The coronavirus pandemic is by its nature a global health crisis; we are only talking about economic recovery legislation because we accept that it’d be wrong to idly allow a global health crisis to destroy people’s livelihoods as well. We should be just as committed to assuring that a global health crisis doesn’t destroy democracy. It’s worth noting at this juncture that we can’t know whether national vote-by-mail would benefit one party at the expense of another. Coronavirus is especially risky for the older people that make up Trump’s base, and it could be that making voting as easy as possible in November will actually help him relative to a situation where most people are required to vote at public polling places.

But Republicans have convinced themselves that lower turnout always benefits them, and have made suppressing turnout—so they can continue to rule without the consent of the governed—one of their party’s central policy objectives. They will never, ever allow vote-by-mail requirements to pass voluntarily, so they should be given no choice.

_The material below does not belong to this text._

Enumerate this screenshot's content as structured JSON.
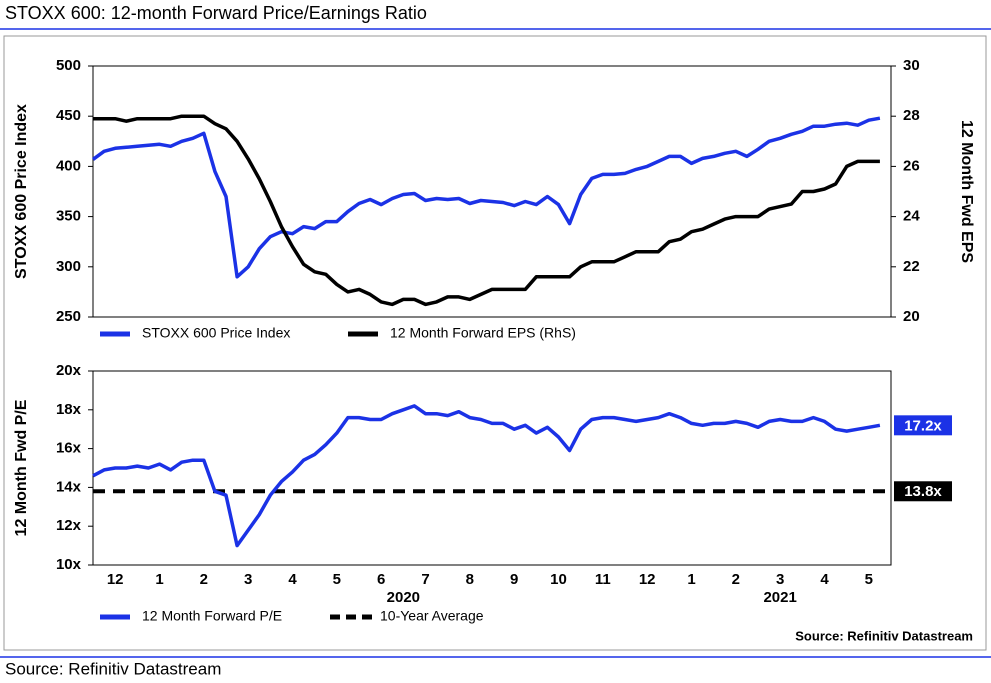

The final piece of this puzzle is oversight. We are confronting an economic nightmare in large part because of the Trump administration’s disgraceful early response to the threat. That in turn appears to have been driven by Trump’s desire to avoid taking any overt steps that might make the extent of the risk clear, thus spooking the stock market and harming his re-election prospects. As Trump himself admitted, he “like[d] the numbers being where they are.” That desire could have been conveyed through the bureaucracy explicitly, or, as national security writer Cheryl Rofer put it, “it could be that Trump’s strong desire to deny the epidemic affected the judgement of people like Robert Redfield, CDC director.” It beggars belief to assume the president’s repeatedly articulated objective, and the government’s simultaneous failure to make coronavirus tests widely available across the country, were completely unrelated to one another.

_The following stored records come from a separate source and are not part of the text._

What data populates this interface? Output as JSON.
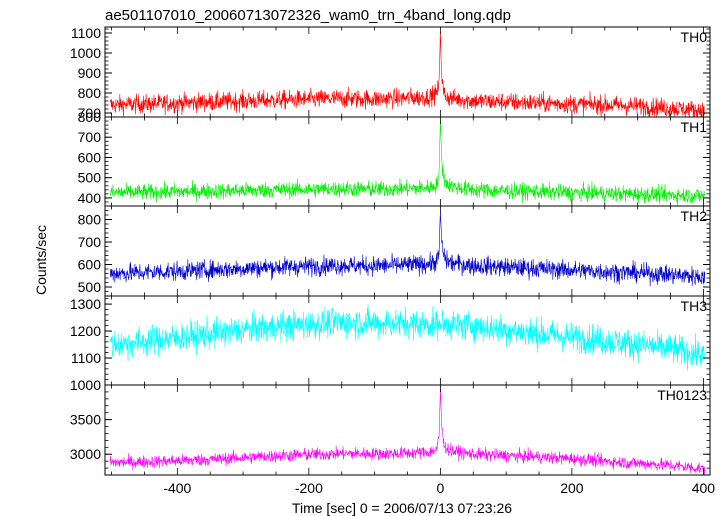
{
  "chart_data": {
    "type": "line",
    "title": "ae501107010_20060713072326_wam0_trn_4band_long.qdp",
    "xlabel": "Time [sec] 0 = 2006/07/13 07:23:26",
    "ylabel": "Counts/sec",
    "xlim": [
      -510,
      410
    ],
    "xticks": [
      -400,
      -200,
      0,
      200,
      400
    ],
    "grid": false,
    "panels": [
      {
        "name": "TH0",
        "color": "#ff0000",
        "ylim": [
          680,
          1130
        ],
        "yticks": [
          700,
          800,
          900,
          1000,
          1100
        ],
        "x": [
          -500,
          -450,
          -400,
          -350,
          -300,
          -250,
          -200,
          -150,
          -100,
          -50,
          -20,
          -10,
          -5,
          -2,
          0,
          2,
          5,
          10,
          20,
          50,
          100,
          150,
          200,
          250,
          300,
          350,
          400
        ],
        "y": [
          740,
          745,
          750,
          755,
          760,
          765,
          768,
          772,
          770,
          775,
          780,
          790,
          800,
          850,
          1110,
          880,
          800,
          780,
          772,
          760,
          755,
          750,
          745,
          740,
          735,
          725,
          712
        ]
      },
      {
        "name": "TH1",
        "color": "#00ee00",
        "ylim": [
          360,
          800
        ],
        "yticks": [
          400,
          500,
          600,
          700,
          800
        ],
        "x": [
          -500,
          -450,
          -400,
          -350,
          -300,
          -250,
          -200,
          -150,
          -100,
          -50,
          -20,
          -10,
          -5,
          -2,
          0,
          2,
          5,
          10,
          20,
          50,
          100,
          150,
          200,
          250,
          300,
          350,
          400
        ],
        "y": [
          425,
          428,
          430,
          433,
          436,
          440,
          442,
          445,
          443,
          446,
          450,
          458,
          470,
          520,
          780,
          600,
          500,
          470,
          455,
          440,
          435,
          430,
          426,
          422,
          418,
          415,
          410
        ]
      },
      {
        "name": "TH2",
        "color": "#0000cc",
        "ylim": [
          460,
          860
        ],
        "yticks": [
          500,
          600,
          700,
          800
        ],
        "x": [
          -500,
          -450,
          -400,
          -350,
          -300,
          -250,
          -200,
          -150,
          -100,
          -50,
          -20,
          -10,
          -5,
          -2,
          0,
          2,
          5,
          10,
          20,
          50,
          100,
          150,
          200,
          250,
          300,
          350,
          400
        ],
        "y": [
          560,
          565,
          570,
          576,
          582,
          588,
          592,
          596,
          594,
          598,
          602,
          608,
          615,
          650,
          840,
          700,
          640,
          615,
          605,
          595,
          588,
          582,
          575,
          568,
          562,
          555,
          545
        ]
      },
      {
        "name": "TH3",
        "color": "#00ffff",
        "ylim": [
          1000,
          1330
        ],
        "yticks": [
          1000,
          1100,
          1200,
          1300
        ],
        "x": [
          -500,
          -450,
          -400,
          -350,
          -300,
          -250,
          -200,
          -150,
          -100,
          -50,
          0,
          50,
          100,
          150,
          200,
          250,
          300,
          350,
          400
        ],
        "y": [
          1150,
          1160,
          1175,
          1190,
          1205,
          1215,
          1225,
          1232,
          1230,
          1228,
          1225,
          1218,
          1205,
          1190,
          1178,
          1165,
          1150,
          1135,
          1110
        ]
      },
      {
        "name": "TH0123",
        "color": "#ff00ff",
        "ylim": [
          2700,
          4000
        ],
        "yticks": [
          3000,
          3500
        ],
        "x": [
          -500,
          -450,
          -400,
          -350,
          -300,
          -250,
          -200,
          -150,
          -100,
          -50,
          -20,
          -10,
          -5,
          -2,
          0,
          2,
          5,
          10,
          20,
          50,
          100,
          150,
          200,
          250,
          300,
          350,
          400
        ],
        "y": [
          2880,
          2890,
          2905,
          2925,
          2950,
          2975,
          2995,
          3010,
          3005,
          3015,
          3030,
          3050,
          3080,
          3250,
          3950,
          3400,
          3150,
          3080,
          3040,
          3000,
          2980,
          2960,
          2935,
          2900,
          2870,
          2840,
          2790
        ]
      }
    ]
  }
}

But however it compromised the response, it was a profound national betrayal, and exposing the truth of the matter will be a critical part not just of preventing future pandemics and holding Trump personally accountable, but of securing the health and economic safety of Americans today. The fact that Trump allowed a virus to spread across America largely undetected because he thought that would be better for him politically than confronting the threat head on needs to be widely understood. The economy can not be safe for long with someone like Trump in office, and that’s particularly true if he faces no accountability for putting himself before the good of the country. If tests had been available nationwide, and we’d been able to track the spread of the virus widely before it was basically everywhere, we would’ve had a fighting chance to “flatten the curve” without shutting down the economy, much like they’ve been able to do in South Korea and Japan.

Perhaps voters will return Trump to office despite this immense scandal, but that question should not be put to them until they know the full extent of it. Right now, polling suggests the public views Trump’s response, at best, through the lens of existing partisan sentiments. But some polls suggest Trump’s coronavirus polling actually exceeds his overall approval rating.

It’s early, the consequences of the failure have not yet fully manifested in the medical system and the economy, and there’s still time to ramp up an oversight regime. But even on the existing timeline, this represents a political failure. Trump routinely insists his response to coronavirus has been perfect; he’s begun casting blame on Democratic governors, China, Barack Obama, the media, and the very Democrats in Congress whose help he needs to avoid complete national devastation. In response Democrats have…quietly let his administration rewrite stimulus bills over which it has no leverage? It makes no sense. Remember “where are the jobs?!” Where are the tests? Where were the tests? That should be both a messaging mantra, and a starting point for an investigation that aims to determine why America was caught so flatfooted. Trump shouldn’t be allowed to bullshit his way through yet another catastrophic governing failure, and exposing the truth will deter future presidents from placing the country at risk the way Trump has again.